Synthesis of Long-Chain Oligomeric Donor and Acceptors via Direct Arylation for Organic Solar Cells

The rapid synthesis of structurally complicated electron donors & acceptors still remains a major challenge in organic solar cells (OSC). In this work, we developed a highly efficient strategy to access long-chain oligomeric donor and acceptors for OSC applications. A series of cyclopentadithiophene (CPDT) and benzothiadiazole (BT)-based pi-conjugated oligomers, i.e., three oligomeric acceptors (BTDT)(n)-IC (n = 1-3) and one long-chain oligomeric donor (BTDT)(4)-RD, are facilely synthesized by an atom- and step-economical, and labor-saving direct C-H arylation (DACH) reaction (i.e., C-H/C-Br cross coupling).

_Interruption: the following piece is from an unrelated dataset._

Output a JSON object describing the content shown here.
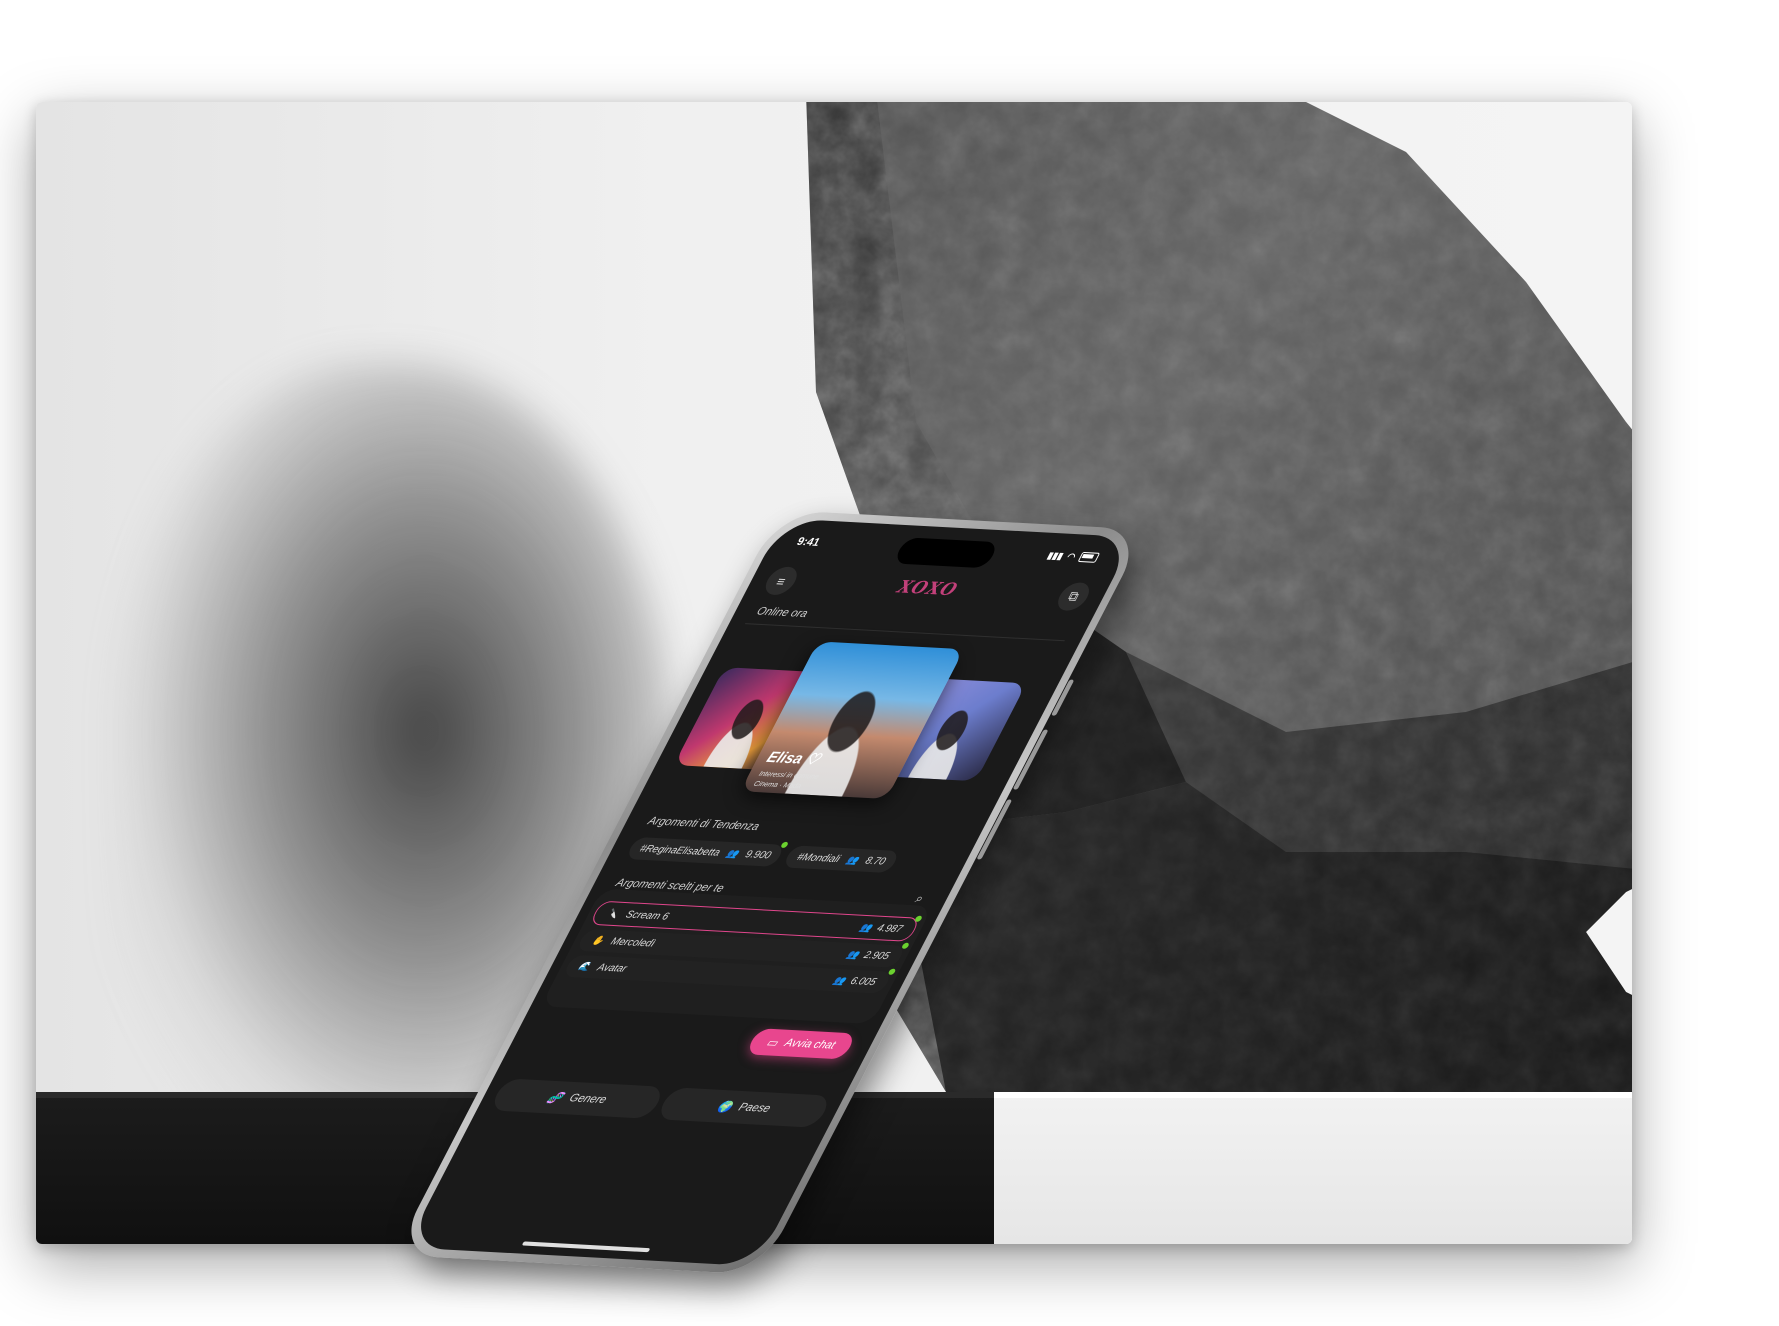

Note that (BTDT)(4)-RD involving five CPDT, four BT and two rhodamine (RD) building blocks is the longest oligomeric donor in the fullerene-free OSC devices ever reported. The dependence of the structure-property-performance correlation of (BTDT)(n)-IC (n = 1-3) and (BTDT)(4)-RD on the pi-conjugation lengths is thoroughly investigated by opto-electrochemical measurements, bulk heterojunction (BHJ) OSC devices and microscopies. The (BTDT)(1)-IC:PBDB-T and (BTDT)(4)-RD:Y6 BHJs achieve power conversion efficiencies of 9.14% and 4.51%, respectively. Our findings demonstrate that DACH reaction is a powerful tool to tune the opto-electronic properties and device performances by regulating the lengths of pi-conjugated oligomers with varied numbers of repeating units.